In a famous fifth century fight, Pelagius and Augustine argued about what the Bible says about human nature. Pelagius was convinced that individuals have the innate capacity for achievement, even to achieve their own salvation. He felt that men and women are born morally neutral with an equal capacity for good or evil - that Adam's disobedience adversely affected humankind, but only by setting a bad example. Everyone has the responsibility and potential to be righteous; this is God’s command and he would not command the impossible.
Augustine, on the other hand, was sure that our human wills are governed by what we love, and that, apart from the Holy Spirit, we choose to love sin. He believed that our love for sin is a consequence of Adam and Eve's original disobedience (the Fall) and that the end result is that all people are spiritually infected: dead in their trespasses and sins and "by nature children of wrath" (Ephesians 2). Saint Augustine saw that we sin because we are sinners (original sin). Much later Martin Luther, the Augustinian monk and priest, would talk about this in a similar way: as people being turned/curved in on ourselves rather than towards God and others (incurvatus in se). It takes the Spirit to work in us to give us a new object worthy of love, and so to free our wills to love God and others.
“In Pelagius’s view it was possible (though very unlikely) that a new-born baby would never sin. Perhaps it would gasp once and die, before it had a chance to look upon forbidden fruit. But for Augustine it was already too late for such hopes. The new-born child belonged to a race that lives under the effects of Adam’s sin” (Oliver O’Donovan).
Semi-pelagianism, a term coined in the 17th century, was invented to be a compromise between Pelagianism and the teaching of the church fathers (Saint Augustine). Semi-pelagians teach that salvation is won by a cooperative (synergistic) effort between God and his people (God, with a little help from my friends!). Semi-pelagianists distinguish between the beginning of faith and the increase of faith - the beginning of faith is an act of free will (we seek God/truth and find him) and this then ignites grace in us for Christian living and growth. Augustinians, conversely, credit God completely for resurrecting the spiritually dead: people unable in themselves to choose God apart from the prior work of God's grace moving us in the right direction.
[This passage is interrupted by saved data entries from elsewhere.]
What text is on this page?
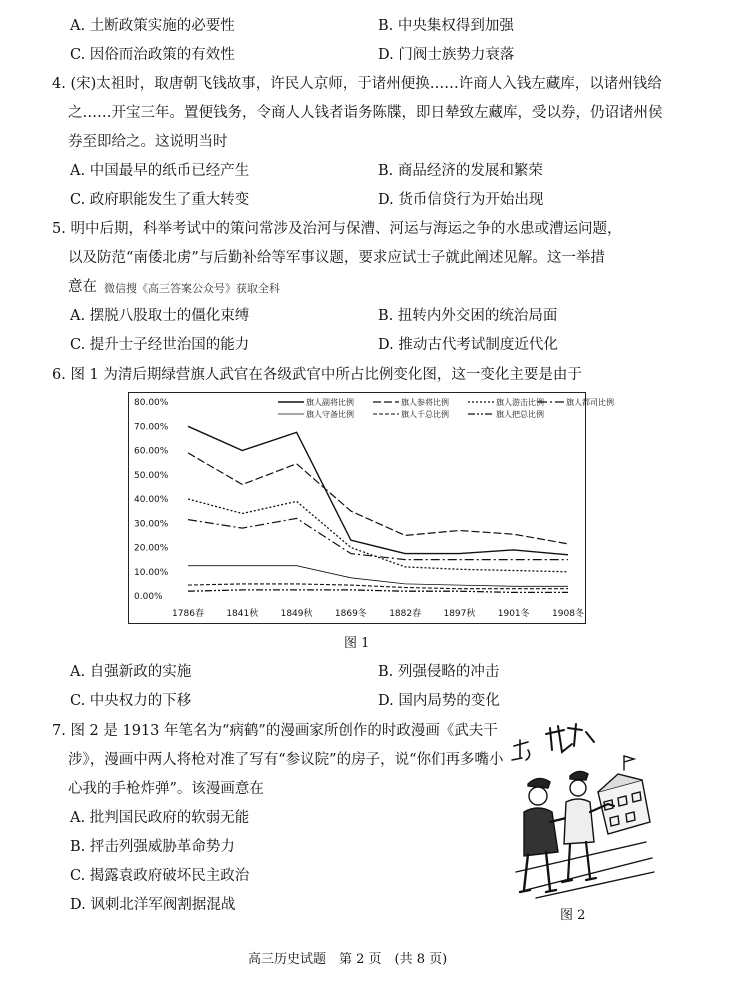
A. 土断政策实施的必要性	B. 中央集权得到加强
C. 因俗而治政策的有效性	D. 门阀士族势力衰落
4. (宋)太祖时，取唐朝飞钱故事，许民人京师，于诸州便换……许商人入钱左藏库，以诸州钱给
之……开宝三年。置便钱务，令商人人钱者诣务陈牒，即日辇致左藏库，受以券，仍诏诸州侯
券至即给之。这说明当时
A. 中国最早的纸币已经产生	B. 商品经济的发展和繁荣
C. 政府职能发生了重大转变	D. 货币信贷行为开始出现
5. 明中后期，科举考试中的策问常涉及治河与保漕、河运与海运之争的水患或漕运问题，
以及防范“南倭北虏”与后勤补给等军事议题，要求应试士子就此阐述见解。这一举措
意在 微信搜《高三答案公众号》获取全科
A. 摆脱八股取士的僵化束缚	B. 扭转内外交困的统治局面
C. 提升士子经世治国的能力	D. 推动古代考试制度近代化
6. 图 1 为清后期绿营旗人武官在各级武官中所占比例变化图，这一变化主要是由于
80.00%
70.00%
60.00%
50.00%
40.00%
30.00%
20.00%
10.00%
0.00%
1786春 1841秋 1849秋 1869冬 1882春 1897秋 1901冬 1908冬
旗人副将比例	旗人参将比例	旗人游击比例	旗人都司比例
旗人守备比例	旗人千总比例	旗人把总比例
图 1
A. 自强新政的实施	B. 列强侵略的冲击
C. 中央权力的下移	D. 国内局势的变化
7. 图 2 是 1913 年笔名为“病鹤”的漫画家所创作的时政漫画《武夫干
涉》，漫画中两人将枪对准了写有“参议院”的房子，说“你们再多嘴小
心我的手枪炸弹”。该漫画意在
A. 批判国民政府的软弱无能
B. 抨击列强威胁革命势力
C. 揭露袁政府破坏民主政治
D. 讽刺北洋军阀割据混战
图 2
高三历史试题　第 2 页　(共 8 页)
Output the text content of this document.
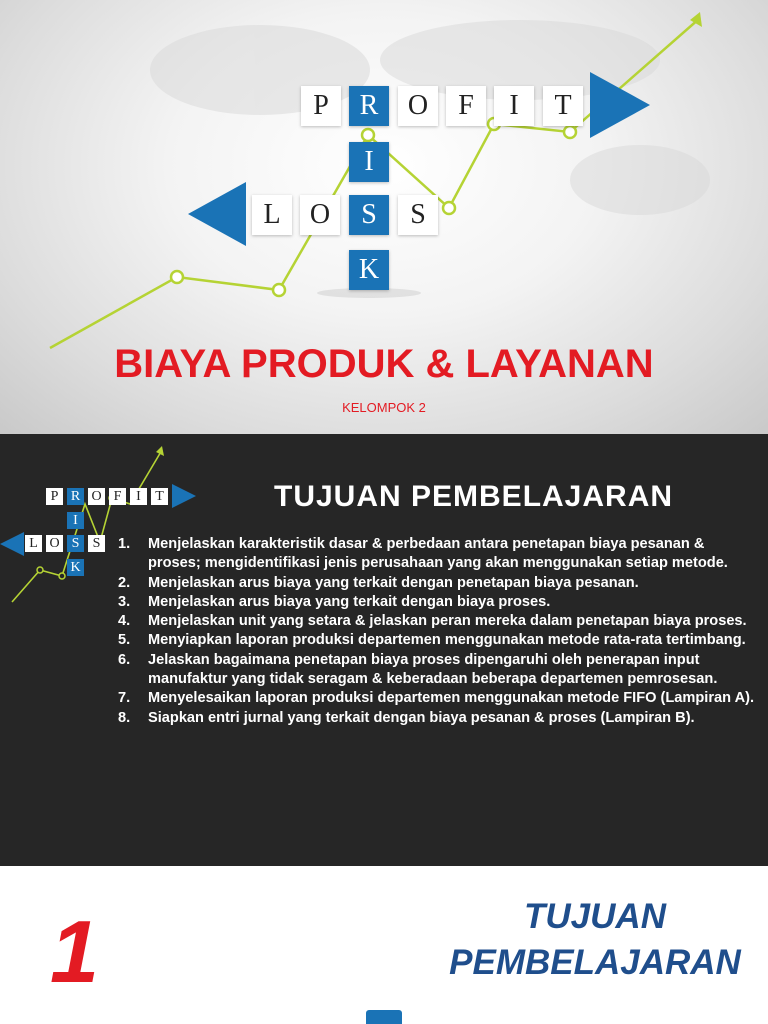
P	R	O	F	I	T
I
S
K
L	O	S
BIAYA PRODUK & LAYANAN
KELOMPOK 2
P R O F	I	T
I
S
K
L O	S
TUJUAN PEMBELAJARAN
1. Menjelaskan karakteristik dasar & perbedaan antara penetapan biaya pesanan & proses; mengidentifikasi jenis perusahaan yang akan menggunakan setiap metode.
2. Menjelaskan arus biaya yang terkait dengan penetapan biaya pesanan.
3. Menjelaskan arus biaya yang terkait dengan biaya proses.
4. Menjelaskan unit yang setara & jelaskan peran mereka dalam penetapan biaya proses.
5. Menyiapkan laporan produksi departemen menggunakan metode rata-rata tertimbang.
6. Jelaskan bagaimana penetapan biaya proses dipengaruhi oleh penerapan input manufaktur yang tidak seragam & keberadaan beberapa departemen pemrosesan.
7. Menyelesaikan laporan produksi departemen menggunakan metode FIFO (Lampiran A).
8. Siapkan entri jurnal yang terkait dengan biaya pesanan & proses (Lampiran B).
1	TUJUAN
PEMBELAJARAN
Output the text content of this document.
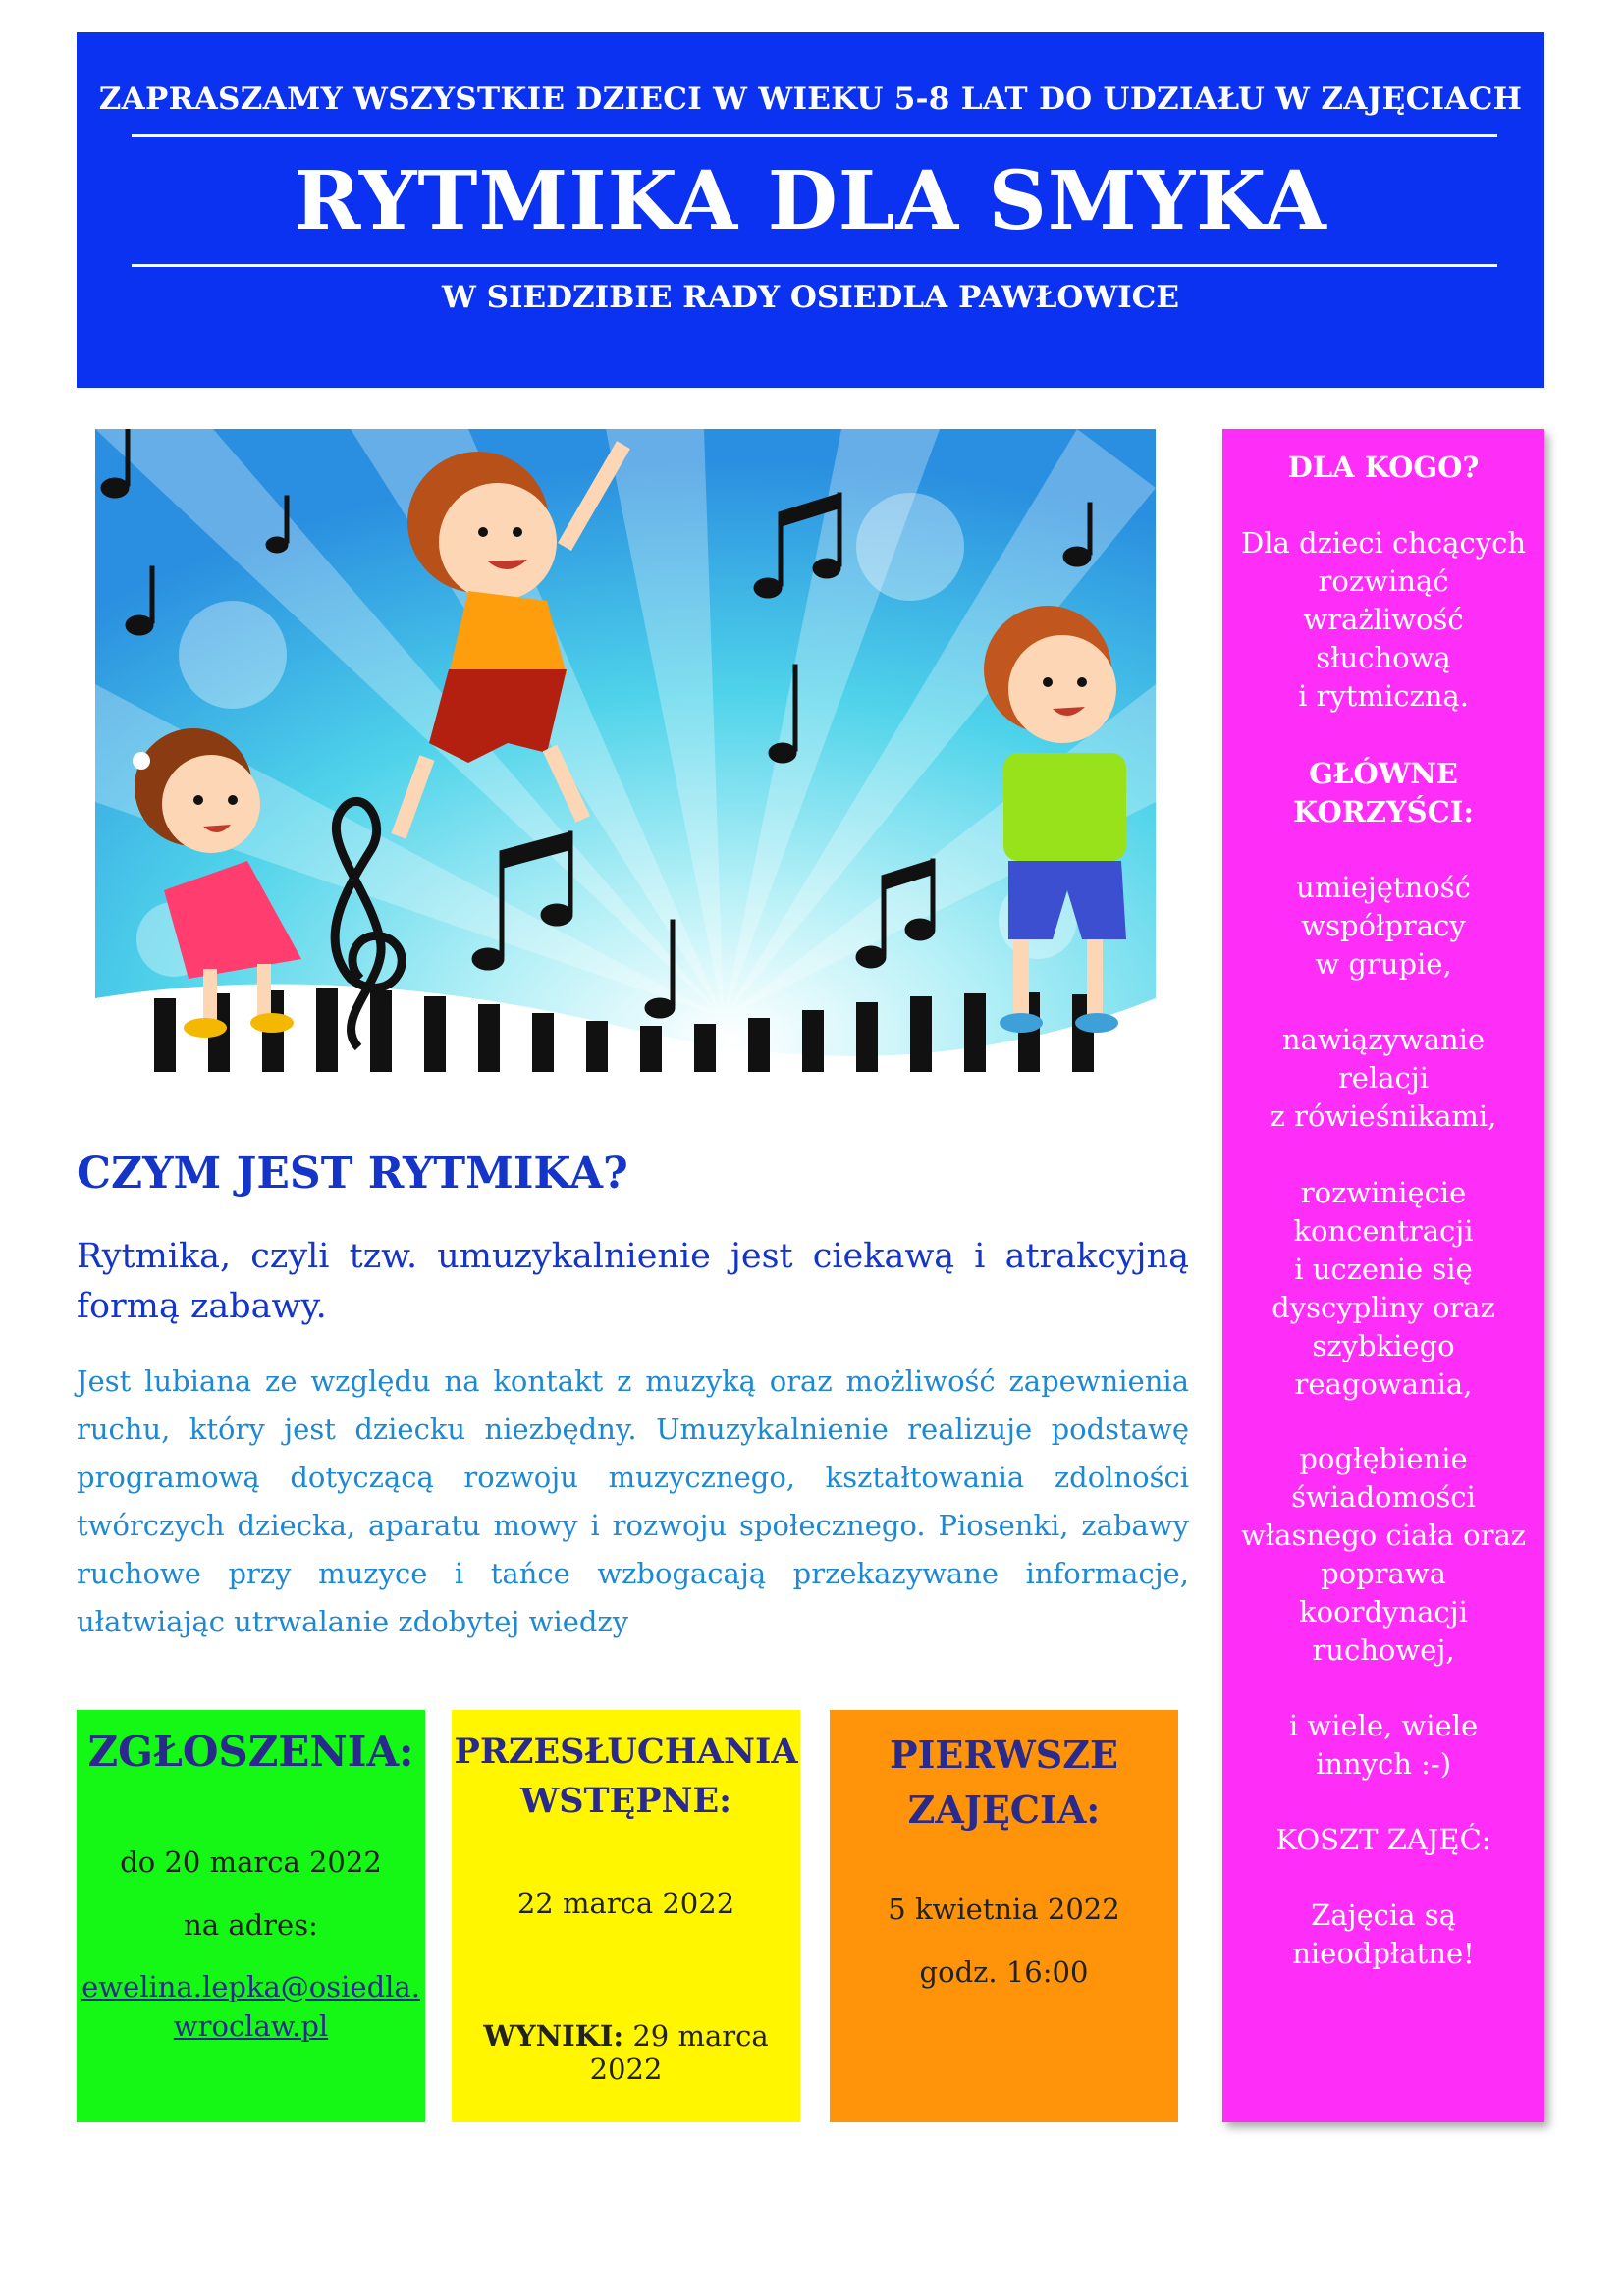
ZAPRASZAMY WSZYSTKIE DZIECI W WIEKU 5-8 LAT DO UDZIAŁU W ZAJĘCIACH
RYTMIKA DLA SMYKA
W SIEDZIBIE RADY OSIEDLA PAWŁOWICE
CZYM JEST RYTMIKA?
Rytmika, czyli tzw. umuzykalnienie jest ciekawą i atrakcyjną formą zabawy.
Jest lubiana ze względu na kontakt z muzyką oraz możliwość zapewnienia ruchu, który jest dziecku niezbędny. Umuzykalnienie realizuje podstawę programową dotyczącą rozwoju muzycznego, kształtowania zdolności twórczych dziecka, aparatu mowy i rozwoju społecznego. Piosenki, zabawy ruchowe przy muzyce i tańce wzbogacają przekazywane informacje, ułatwiając utrwalanie zdobytej wiedzy
DLA KOGO?
Dla dzieci chcących
rozwinąć
wrażliwość
słuchową
i rytmiczną.
GŁÓWNE
KORZYŚCI:
umiejętność
współpracy
w grupie,
nawiązywanie
relacji
z rówieśnikami,
rozwinięcie
koncentracji
i uczenie się
dyscypliny oraz
szybkiego
reagowania,
pogłębienie
świadomości
własnego ciała oraz
poprawa
koordynacji
ruchowej,
i wiele, wiele
innych :-)
KOSZT ZAJĘĆ:
Zajęcia są
nieodpłatne!
ZGŁOSZENIA:
do 20 marca 2022
na adres:
ewelina.lepka@osiedla.
wroclaw.pl
PRZESŁUCHANIA
WSTĘPNE:
22 marca 2022
WYNIKI: 29 marca 2022
PIERWSZE
ZAJĘCIA:
5 kwietnia 2022
godz. 16:00
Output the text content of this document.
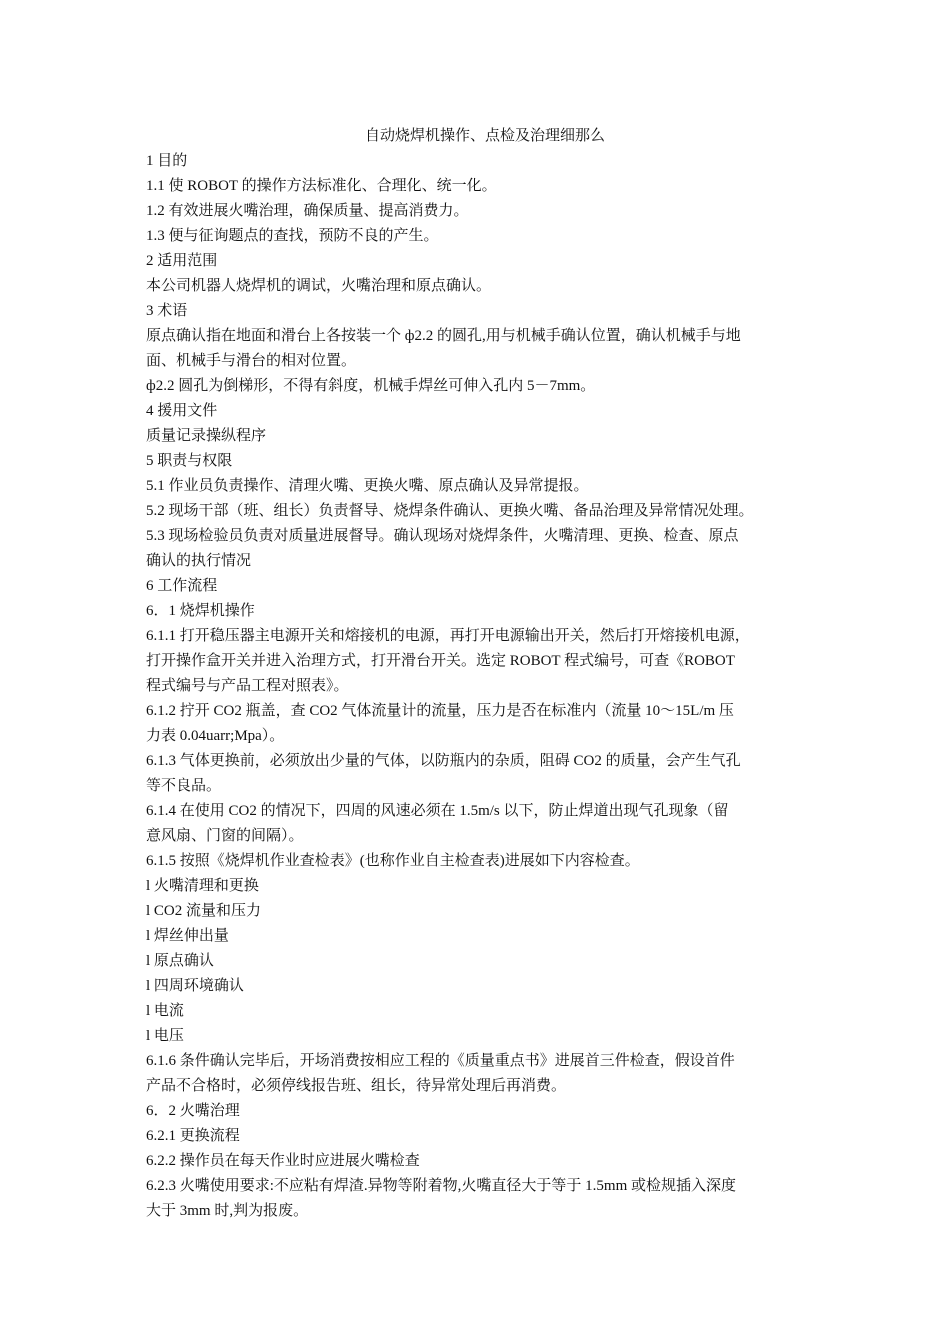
自动烧焊机操作、点检及治理细那么

1 目的

1.1 使 ROBOT 的操作方法标准化、合理化、统一化。

1.2 有效进展火嘴治理，确保质量、提高消费力。

1.3 便与征询题点的查找，预防不良的产生。

2 适用范围

本公司机器人烧焊机的调试，火嘴治理和原点确认。

3 术语

原点确认指在地面和滑台上各按装一个 ф2.2 的圆孔,用与机械手确认位置，确认机械手与地

面、机械手与滑台的相对位置。

ф2.2 圆孔为倒梯形，不得有斜度，机械手焊丝可伸入孔内 5－7mm。

4 援用文件

质量记录操纵程序

5 职责与权限

5.1 作业员负责操作、清理火嘴、更换火嘴、原点确认及异常提报。

5.2 现场干部（班、组长）负责督导、烧焊条件确认、更换火嘴、备品治理及异常情况处理。

5.3 现场检验员负责对质量进展督导。确认现场对烧焊条件，火嘴清理、更换、检查、原点

确认的执行情况

6 工作流程

6．1 烧焊机操作

6.1.1 打开稳压器主电源开关和熔接机的电源，再打开电源输出开关，然后打开熔接机电源，

打开操作盒开关并进入治理方式，打开滑台开关。选定 ROBOT 程式编号，可查《ROBOT

程式编号与产品工程对照表》。

6.1.2 拧开 CO2 瓶盖，查 CO2 气体流量计的流量，压力是否在标准内（流量 10～15L/m 压

力表 0.04uarr;Mpa）。

6.1.3 气体更换前，必须放出少量的气体，以防瓶内的杂质，阻碍 CO2 的质量，会产生气孔

等不良品。

6.1.4 在使用 CO2 的情况下，四周的风速必须在 1.5m/s 以下，防止焊道出现气孔现象（留

意风扇、门窗的间隔）。

6.1.5 按照《烧焊机作业查检表》(也称作业自主检查表)进展如下内容检查。

l 火嘴清理和更换

l CO2 流量和压力

l 焊丝伸出量

l 原点确认

l 四周环境确认

l 电流

l 电压

6.1.6 条件确认完毕后，开场消费按相应工程的《质量重点书》进展首三件检查，假设首件

产品不合格时，必须停线报告班、组长，待异常处理后再消费。

6．2 火嘴治理

6.2.1 更换流程

6.2.2 操作员在每天作业时应进展火嘴检查

6.2.3 火嘴使用要求:不应粘有焊渣.异物等附着物,火嘴直径大于等于 1.5mm 或检规插入深度

大于 3mm 时,判为报废。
How is it that Reformation Anglicans remembered pelagianism in their confession a thousand years after Pelagius? In the context of their protest against Medieval Catholicism? How is it that this heresy is the only one specifically named the Thirty-nine Articles of Religion? It is because works-righteousness is the default heresy Medieval Christianity and of all humans in every generation. Only God in his power can turn our wills and affections aright towards God. Anglicans are clearly Augustinian in our anthropology. We believe that men and women, apart from grace, are incapable of doing anything but continue to sin. Article 9 speaks of “the fault and corruption of the nature with which all descendants of Adam are born. It is due to original sin that we are departed very far from the original righteousness in which we were created, and are naturally inclined to evil. . . accordingly, in every person born into this world, original sin is deserving of God’s wrath and condemnation” (Philip Edgcumbe Hughes paraphrase). And the article continues to drill this in, that “this infection of our nature remains even in those who in Christ are reborn.” Article 10 says this even more directly: “Since the fall of Adam man’s state is such that he is unable, by his own natural strength to believe and call upon God.” The second Anglican homily, “The Misery of All Mankind,” is completely devoted to this theme: “For of ourselves we are crabtrees that can bring forth no apples. We are of ourselves of such earth as can bring forth only weeds, nettles, brambles, briers, corncockle, and darnel” (Lee Gatiss edition).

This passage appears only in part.